Indexmanipulationen: Is stock index membership for sale? von Kun Li, Xin Liu und Shang-Jin Wei vom National Bureau of Economic Research vom 18. November 2021 (#19): “The S&P 500 index is the single most tracked stock index by institutional investors via both mutual funds and ETFs. It is also commonly used as a benchmark in CEO performance evaluations and compensation packages. … S&P has likely exercised a non-trivial amount of discretion in deciding which firms to add to the index. … a firm’s rating purchases from S&P tend to increase its likelihood of entering the index outside of the published selection rules (but purchases of ratings from Moody’s do not help).  .. firms tend to purchase more ratings from S&P when there is an opening in the index membership. …a case study of a sudden rule change in 2002 that made foreign firms no longer eligible for S&P 500 index membership also confirms that firms’ purchase of S&P ratings is motivated, in part, by a belief that rating purchases affect S&P’s decisions on adding firms to the index. Firms that enter the S&P 500 index via discretion often exhibit a relative decline in profitability or ROA when compared to either firms that enter by the rules or firms that should enter the index but are excluded by discretion“ (S. 32/33).

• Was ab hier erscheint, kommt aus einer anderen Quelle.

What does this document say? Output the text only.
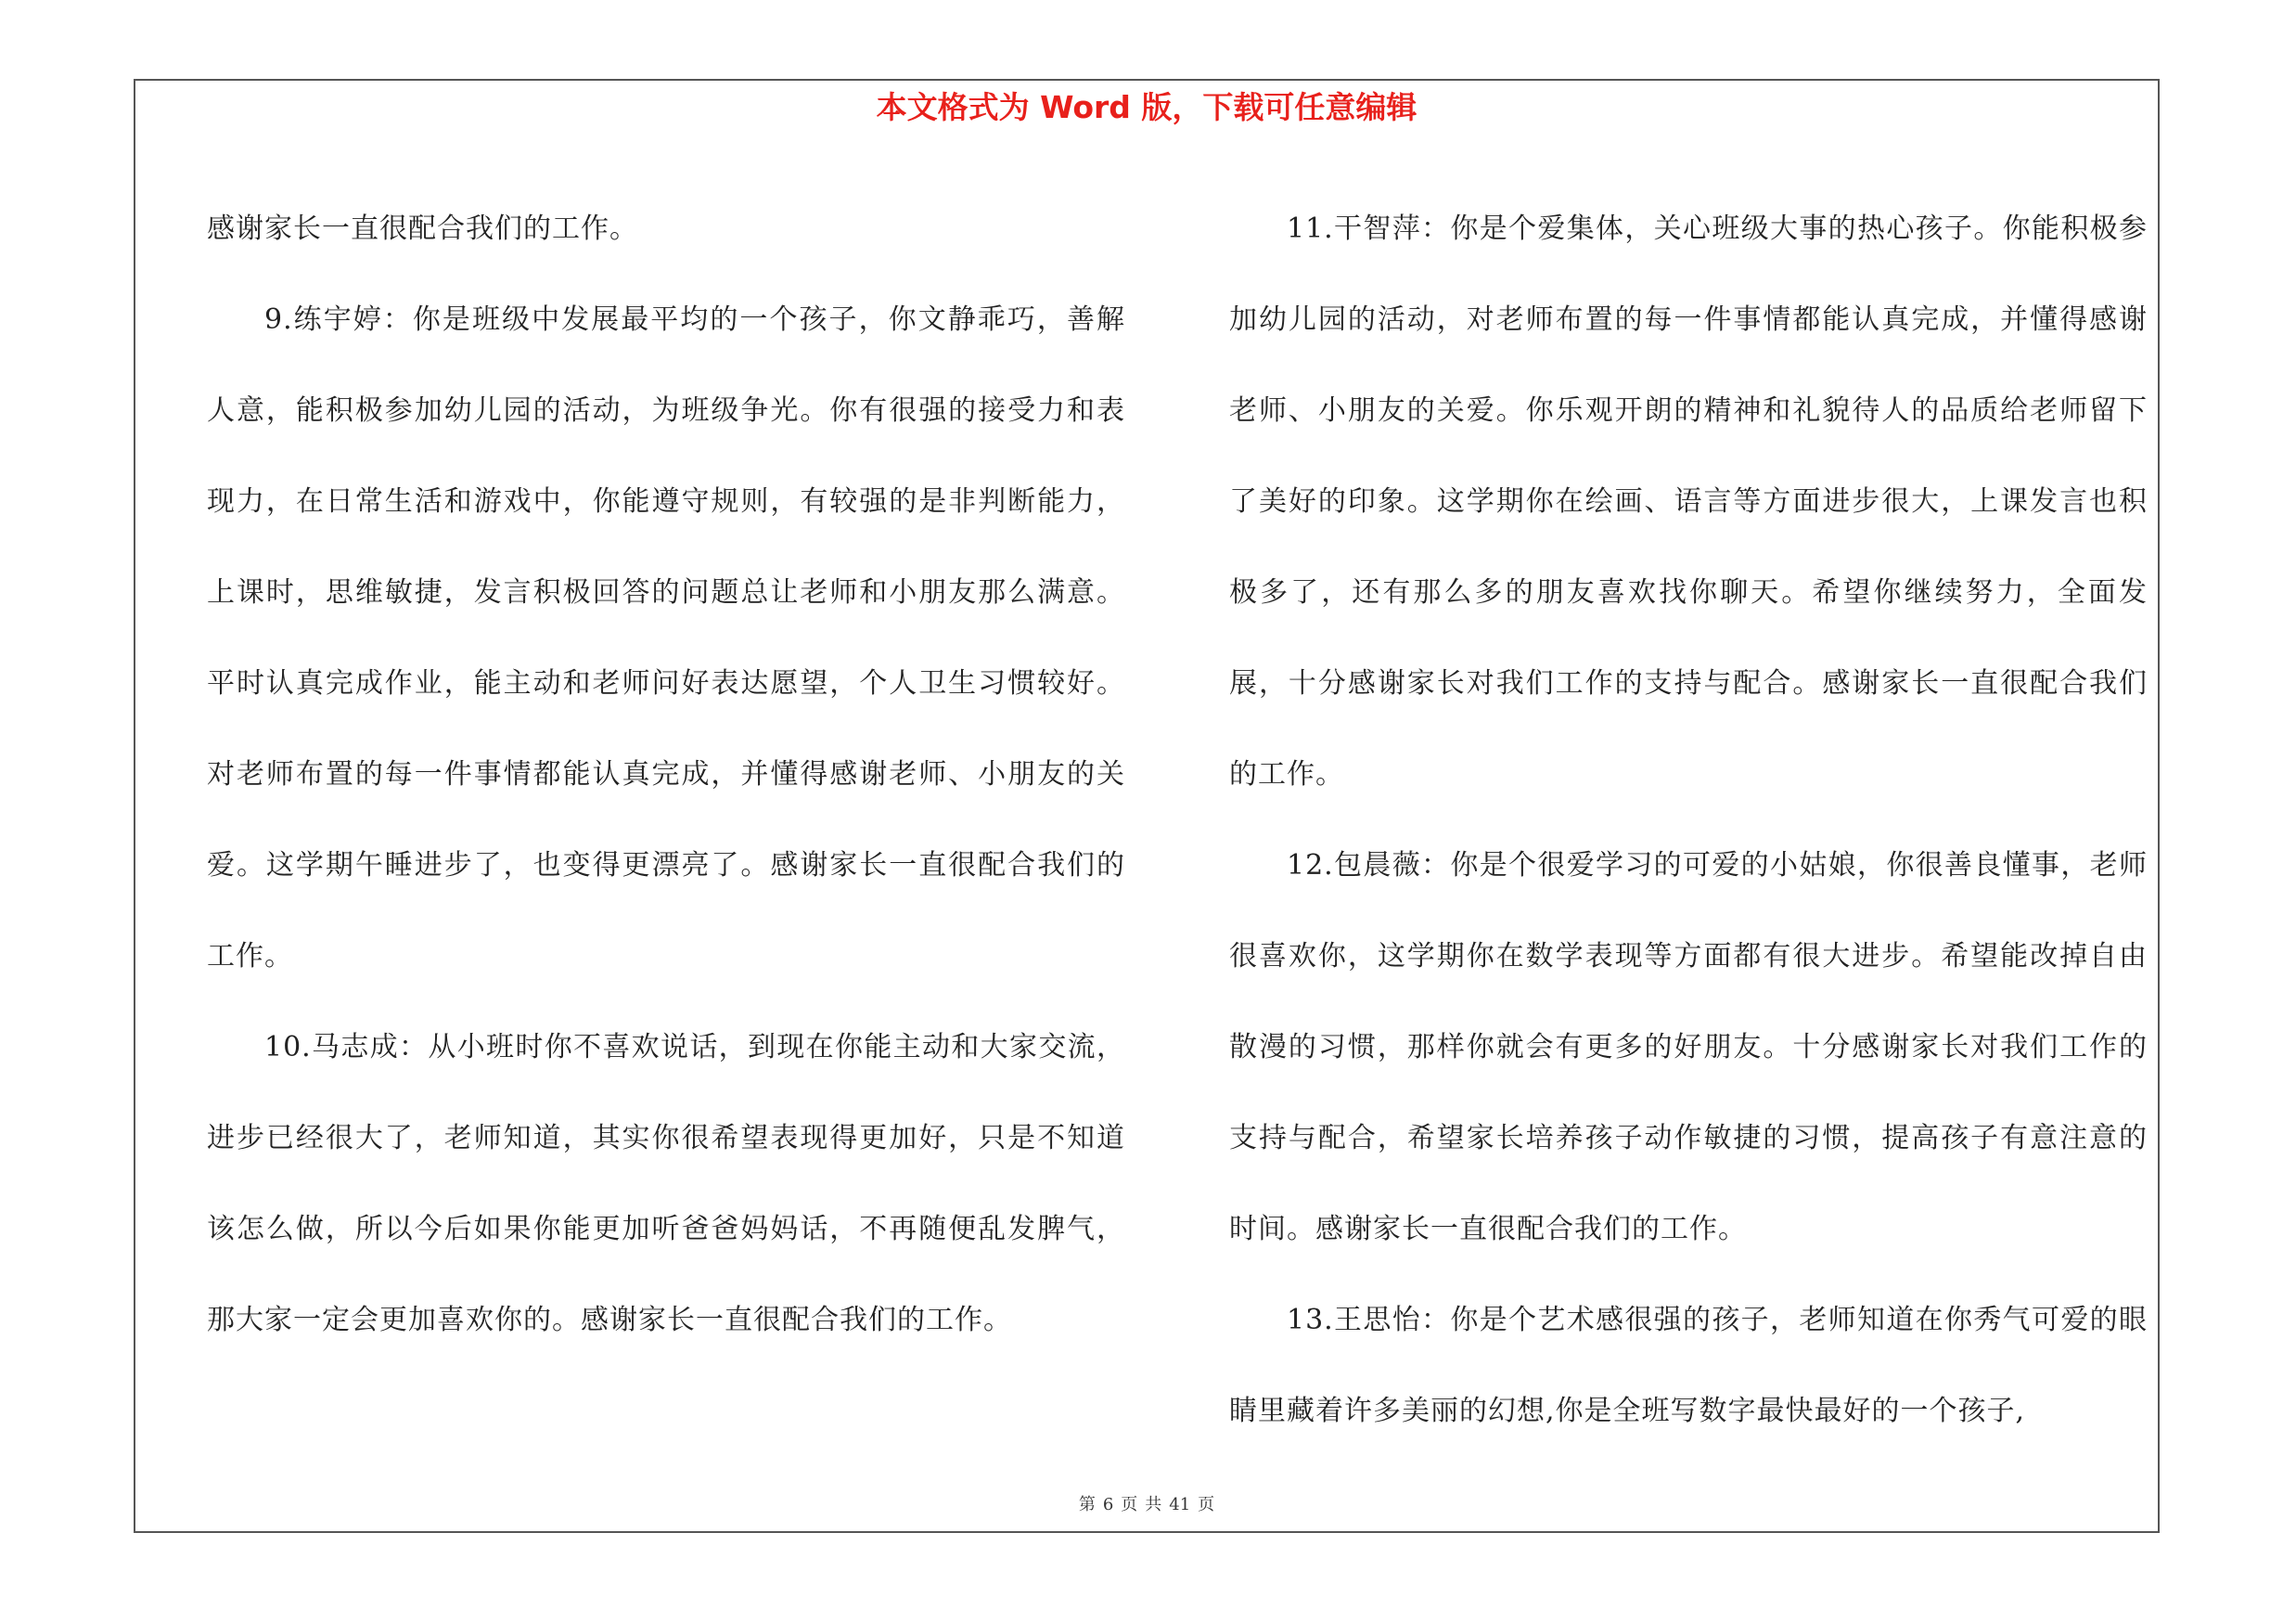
本文格式为 Word 版，下载可任意编辑

感谢家长一直很配合我们的工作。

9.练宇婷：你是班级中发展最平均的一个孩子，你文静乖巧，善解人意，能积极参加幼儿园的活动，为班级争光。你有很强的接受力和表现力，在日常生活和游戏中，你能遵守规则，有较强的是非判断能力，上课时，思维敏捷，发言积极回答的问题总让老师和小朋友那么满意。平时认真完成作业，能主动和老师问好表达愿望，个人卫生习惯较好。对老师布置的每一件事情都能认真完成，并懂得感谢老师、小朋友的关爱。这学期午睡进步了，也变得更漂亮了。感谢家长一直很配合我们的工作。

10.马志成：从小班时你不喜欢说话，到现在你能主动和大家交流，进步已经很大了，老师知道，其实你很希望表现得更加好，只是不知道该怎么做，所以今后如果你能更加听爸爸妈妈话，不再随便乱发脾气，那大家一定会更加喜欢你的。感谢家长一直很配合我们的工作。

11.干智萍：你是个爱集体，关心班级大事的热心孩子。你能积极参加幼儿园的活动，对老师布置的每一件事情都能认真完成，并懂得感谢老师、小朋友的关爱。你乐观开朗的精神和礼貌待人的品质给老师留下了美好的印象。这学期你在绘画、语言等方面进步很大，上课发言也积极多了，还有那么多的朋友喜欢找你聊天。希望你继续努力，全面发展，十分感谢家长对我们工作的支持与配合。感谢家长一直很配合我们的工作。

12.包晨薇：你是个很爱学习的可爱的小姑娘，你很善良懂事，老师很喜欢你，这学期你在数学表现等方面都有很大进步。希望能改掉自由散漫的习惯，那样你就会有更多的好朋友。十分感谢家长对我们工作的支持与配合，希望家长培养孩子动作敏捷的习惯，提高孩子有意注意的时间。感谢家长一直很配合我们的工作。

13.王思怡：你是个艺术感很强的孩子，老师知道在你秀气可爱的眼睛里藏着许多美丽的幻想,你是全班写数字最快最好的一个孩子,

第 6 页 共 41 页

Gamifikationsrisiken: Does gamified trading stimulate risk taking? von Philipp Chapkovski, Mariana Khapko und Marius Zoican vom 2. Dezember 2021 (#104): “The U.S. Securities and Exchange Commission (SEC) expressed concern in mid-2021 that “gamified applications” using visual graphics to reward trading behaviour might be ultimately detrimental for investors. … We contribute to the debate and document that trading platform gamification increases retail investors’ risk tolerance. To establish this result, we build a randomized experiment with more than 600 participants representative of the retail trader population. … We also find that the gamification effect on risk tolerance is particularly strong in assets that are risky to begin with. … anecdotal evidence suggests that self-directed retail trading platforms derive a large share of their income from options rather than stocks. We also document that the impact of gamified trading is stronger for arguably the most vulnerable groups: inexperienced traders with low levels of financial literacy (S. 21/22).

In eigener Sache: Plötzlicher Herdentrieb bei Fonds wirft Fragen auf von Susanne Bergius im Handelsblatt Business Briefing vom 10. Dezember 2021: … „Manch einer wählt Artikel 9, selbst wenn die konkrete Wirkung nicht eindeutig ist. So legte Soehnholz Asset Management im September einen derart klassifizierten weltweiten Aktienfonds auf, der dem strengen „Best-in-Universe”-Prinzip folge. „Wir selektieren nur Unternehmen, die ganz überwiegend in Marktsegmenten tätig sind, die möglichst kompatibel mit den SDGs sind“, erklärte Dirk Soehnholz auf Anfrage. Es gehe um Gesundheit, erneuerbare Energien und grüne Infrastruktur. Er betonte: „Wir orientieren uns an der SDI Asset Owner Platform“ (siehe Kontext). Nach der Wirkung befragt, räumte er ein, eine genaue Messung sei schwierig. Soehnholz kritisierte den Ansatz, Wirkung zeigen zu müssen. Firmen, die wenig für eine bessere Ressourcennutzung getan hätten, könnten wohl mit vergleichsweise geringen Investitionen relativ schnell nennenswerte Verbesserungen erzielen. „Sollten Anleger, die viel Impactverbesserung erreichen wollen, deshalb in ‚schlechte‘ Unternehmen investieren?“ Sollten sie dafür Geld aus „guten“ Unternehmen abziehen? „Wir verfolgen explizit einen anderen Ansatz“, sagte Soehnholz. Anleger sollten ihr Geld lieber in besonders gute Firmen anlegen. Das sollte für „schlechte“ Unternehmen genug Anreiz sein, um besser zu werden“ (S. 5/6).